The book is futuristic, supplying us with a new and
contemporary context within which to examine monsters.
E.
It also allows us to explore the idea that artifacts are
monsters. To this point, we have been
loathe to move much beyond the idea that living beings are monsters, but this
book challenges our presumptions here.
IV. Studies in Humanity
A. What is it to be a person?
1. As we have seen, one popular and
traditional way of answering this question is in terms of intellect. Persons are rational animals.
a. Frankenstein can be seen as an
indictment of this point of view—to be the fully rational person is to be out
of touch with what is required for the good life.
b. Bladerunner takes a similarly
dim view of the privileging of reason over all other features. After all, the androids are
intelligent—they are smarter than chickenheads, and at least at a level with
folks like Deckard, yet that doesn’t make them persons.
c. Thus, both of these qualify as
fictional rejections of this analysis of what it is to be a person.
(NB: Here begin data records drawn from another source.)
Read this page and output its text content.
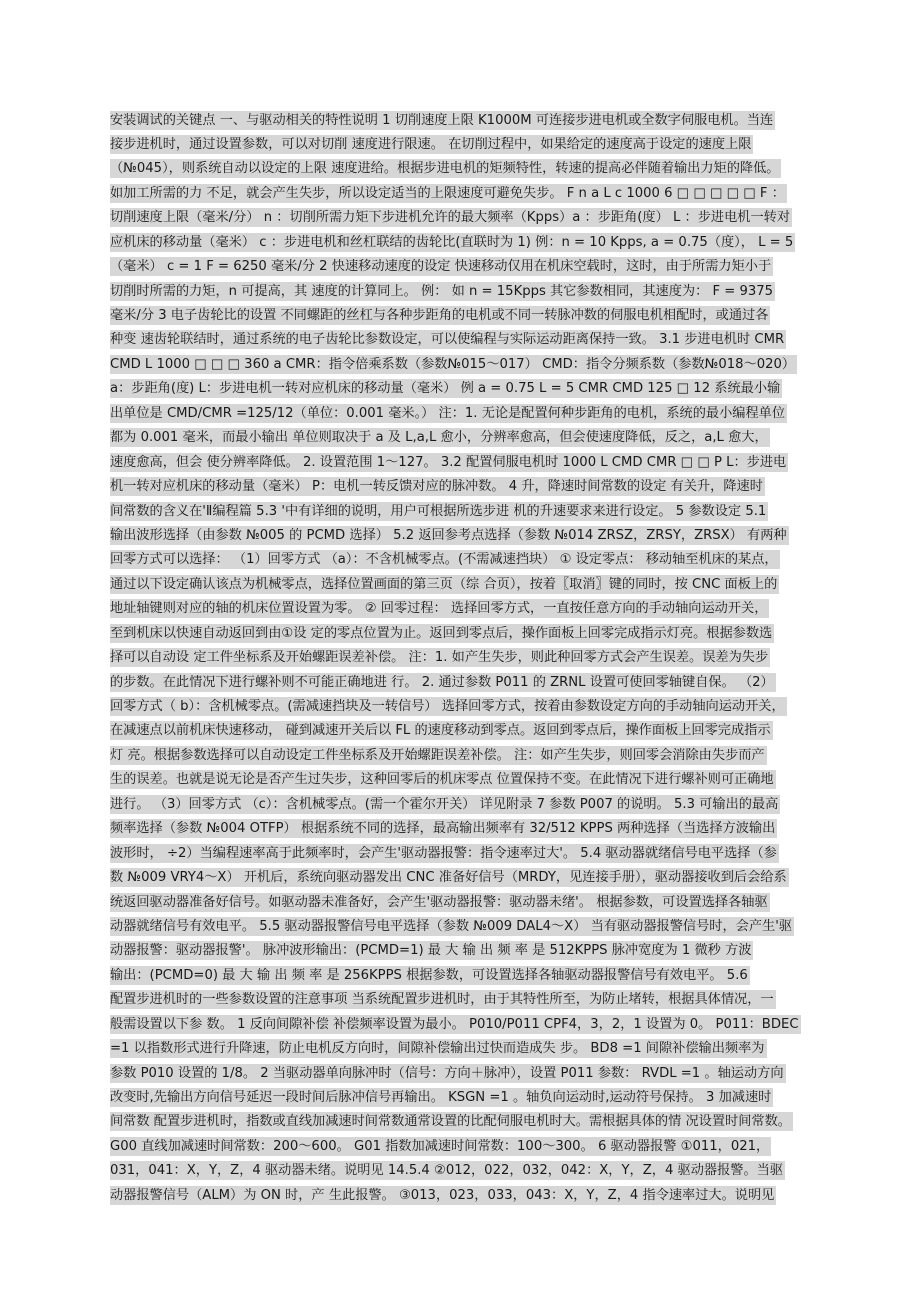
安装调试的关键点 一、与驱动相关的特性说明 1 切削速度上限 K1000M 可连接步进电机或全数字伺服电机。当连
接步进机时，通过设置参数，可以对切削 速度进行限速。 在切削过程中，如果给定的速度高于设定的速度上限
（№045），则系统自动以设定的上限 速度进给。根据步进电机的矩频特性，转速的提高必伴随着输出力矩的降低。
如加工所需的力 不足，就会产生失步，所以设定适当的上限速度可避免失步。 F n a L c 1000 6 □ □ □ □ □ F ：
切削速度上限（毫米/分） n ：切削所需力矩下步进机允许的最大频率（Kpps）a ：步距角(度） L ：步进电机一转对
应机床的移动量（毫米） c ：步进电机和丝杠联结的齿轮比(直联时为 1) 例：n = 10 Kpps, a = 0.75（度）， L = 5
（毫米） c = 1 F = 6250 毫米/分 2 快速移动速度的设定 快速移动仅用在机床空载时，这时，由于所需力矩小于
切削时所需的力矩，n 可提高，其 速度的计算同上。 例： 如 n = 15Kpps 其它参数相同，其速度为： F = 9375
毫米/分 3 电子齿轮比的设置 不同螺距的丝杠与各种步距角的电机或不同一转脉冲数的伺服电机相配时，或通过各
种变 速齿轮联结时，通过系统的电子齿轮比参数设定，可以使编程与实际运动距离保持一致。 3.1 步进电机时 CMR
CMD L 1000 □ □ □ 360 a CMR：指令倍乘系数（参数№015～017） CMD：指令分频系数（参数№018～020）
a：步距角(度) L：步进电机一转对应机床的移动量（毫米） 例 a = 0.75 L = 5 CMR CMD 125 □ 12 系统最小输
出单位是 CMD/CMR =125/12（单位：0.001 毫米。） 注：1. 无论是配置何种步距角的电机，系统的最小编程单位
都为 0.001 毫米，而最小输出 单位则取决于 a 及 L,a,L 愈小，分辨率愈高，但会使速度降低，反之，a,L 愈大，
速度愈高，但会 使分辨率降低。 2. 设置范围 1～127。 3.2 配置伺服电机时 1000 L CMD CMR □ □ P L：步进电
机一转对应机床的移动量（毫米） P：电机一转反馈对应的脉冲数。 4 升，降速时间常数的设定 有关升，降速时
间常数的含义在'Ⅱ编程篇 5.3 '中有详细的说明，用户可根据所选步进 机的升速要求来进行设定。 5 参数设定 5.1
输出波形选择（由参数 №005 的 PCMD 选择） 5.2 返回参考点选择（参数 №014 ZRSZ，ZRSY，ZRSX） 有两种
回零方式可以选择： （1）回零方式 （a）：不含机械零点。(不需减速挡块） ① 设定零点： 移动轴至机床的某点，
通过以下设定确认该点为机械零点，选择位置画面的第三页（综 合页），按着〖取消〗键的同时，按 CNC 面板上的
地址轴键则对应的轴的机床位置设置为零。 ② 回零过程： 选择回零方式，一直按任意方向的手动轴向运动开关，
至到机床以快速自动返回到由①设 定的零点位置为止。返回到零点后，操作面板上回零完成指示灯亮。根据参数选
择可以自动设 定工件坐标系及开始螺距误差补偿。 注：1. 如产生失步，则此种回零方式会产生误差。误差为失步
的步数。在此情况下进行螺补则不可能正确地进 行。 2. 通过参数 P011 的 ZRNL 设置可使回零轴键自保。 （2）
回零方式（ b）：含机械零点。(需减速挡块及一转信号） 选择回零方式，按着由参数设定方向的手动轴向运动开关，
在减速点以前机床快速移动， 碰到减速开关后以 FL 的速度移动到零点。返回到零点后，操作面板上回零完成指示
灯 亮。根据参数选择可以自动设定工件坐标系及开始螺距误差补偿。 注：如产生失步，则回零会消除由失步而产
生的误差。也就是说无论是否产生过失步，这种回零后的机床零点 位置保持不变。在此情况下进行螺补则可正确地
进行。 （3）回零方式 （c）：含机械零点。(需一个霍尔开关） 详见附录 7 参数 P007 的说明。 5.3 可输出的最高
频率选择（参数 №004 OTFP） 根据系统不同的选择，最高输出频率有 32/512 KPPS 两种选择（当选择方波输出
波形时， ÷2）当编程速率高于此频率时，会产生'驱动器报警：指令速率过大'。 5.4 驱动器就绪信号电平选择（参
数 №009 VRY4～X） 开机后，系统向驱动器发出 CNC 准备好信号（MRDY，见连接手册），驱动器接收到后会给系
统返回驱动器准备好信号。如驱动器未准备好，会产生'驱动器报警：驱动器未绪'。 根据参数，可设置选择各轴驱
动器就绪信号有效电平。 5.5 驱动器报警信号电平选择（参数 №009 DAL4～X） 当有驱动器报警信号时，会产生'驱
动器报警：驱动器报警'。 脉冲波形输出：(PCMD=1) 最 大 输 出 频 率 是 512KPPS 脉冲宽度为 1 微秒 方波
输出：(PCMD=0) 最 大 输 出 频 率 是 256KPPS 根据参数，可设置选择各轴驱动器报警信号有效电平。 5.6
配置步进机时的一些参数设置的注意事项 当系统配置步进机时，由于其特性所至，为防止堵转，根据具体情况，一
般需设置以下参 数。 1 反向间隙补偿 补偿频率设置为最小。 P010/P011 CPF4，3，2，1 设置为 0。 P011：BDEC
=1 以指数形式进行升降速，防止电机反方向时，间隙补偿输出过快而造成失 步。 BD8 =1 间隙补偿输出频率为
参数 P010 设置的 1/8。 2 当驱动器单向脉冲时（信号：方向＋脉冲），设置 P011 参数： RVDL =1 。轴运动方向
改变时,先输出方向信号延迟一段时间后脉冲信号再输出。 KSGN =1 。轴负向运动时,运动符号保持。 3 加减速时
间常数 配置步进机时，指数或直线加减速时间常数通常设置的比配伺服电机时大。需根据具体的情 况设置时间常数。
G00 直线加减速时间常数：200～600。 G01 指数加减速时间常数：100～300。 6 驱动器报警 ①011，021，
031，041：X，Y，Z，4 驱动器未绪。说明见 14.5.4 ②012，022，032，042：X，Y，Z，4 驱动器报警。当驱
动器报警信号（ALM）为 ON 时，产 生此报警。 ③013，023，033，043：X，Y，Z，4 指令速率过大。说明见
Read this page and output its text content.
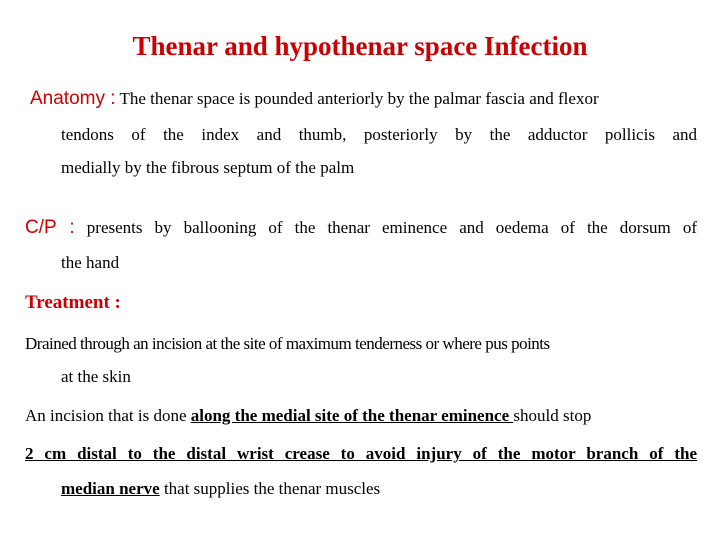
Thenar and hypothenar space Infection
Anatomy : The thenar space is pounded anteriorly by the palmar fascia and flexor
tendons of the index and thumb, posteriorly by the adductor pollicis and
medially by the fibrous septum of the palm
C/P : presents by ballooning of the thenar eminence and oedema of the dorsum of
the hand
Treatment :
Drained through an incision at the site of maximum tenderness or where pus points
at the skin
An incision that is done along the medial site of the thenar eminence should stop
2 cm distal to the distal wrist crease to avoid injury of the motor branch of the
median nerve that supplies the thenar muscles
2. What, then, distinguishes personhood,
if not reason? The answer: emotion.
a. In
Bladerunner, the answer is more specific, viz., humans are creatures
capable of empathy.
b. Empathy
is the ability to understand, be aware of, and vicariously experience the
feelings of another creature.
c. Humans differ from androids in Bladerunner
in that the former have this ability while the latter lack it.
i. Note
that this is not just a useful but accidental difference—it represents a
substantial and essential gap between humans and non-humans.
ii. To reinforce this
point, we need only look to Mercerism, a religion built around empathy. In addition, there are the remarks made by
the final three androids in JR’s apartment that drive home the importance of
this difference.
d. Thus, we are presented with the idea
that we are at bottom emotional and not rational creatures.
B. Can
machines be persons?
1. What
if androids could be empathetic—would they qualify as persons then?
a. They
would then be as smart as we are and as emotional as we are. What would the relevant difference be?
b. While
they would not be biological in the traditional sense, they could be
biological life forms, as the Nexus 6 androids demonstrate in the book.
2. If
they do qualify, then we are obviously morally obligated to them, but could
we have moral obligations to them even if they don’t count as persons? Would it be possible to have moral
obligations to them if they weren’t empathetic?
C. Must something be capable of both
intelligent and emotive behavior to qualify as a monster.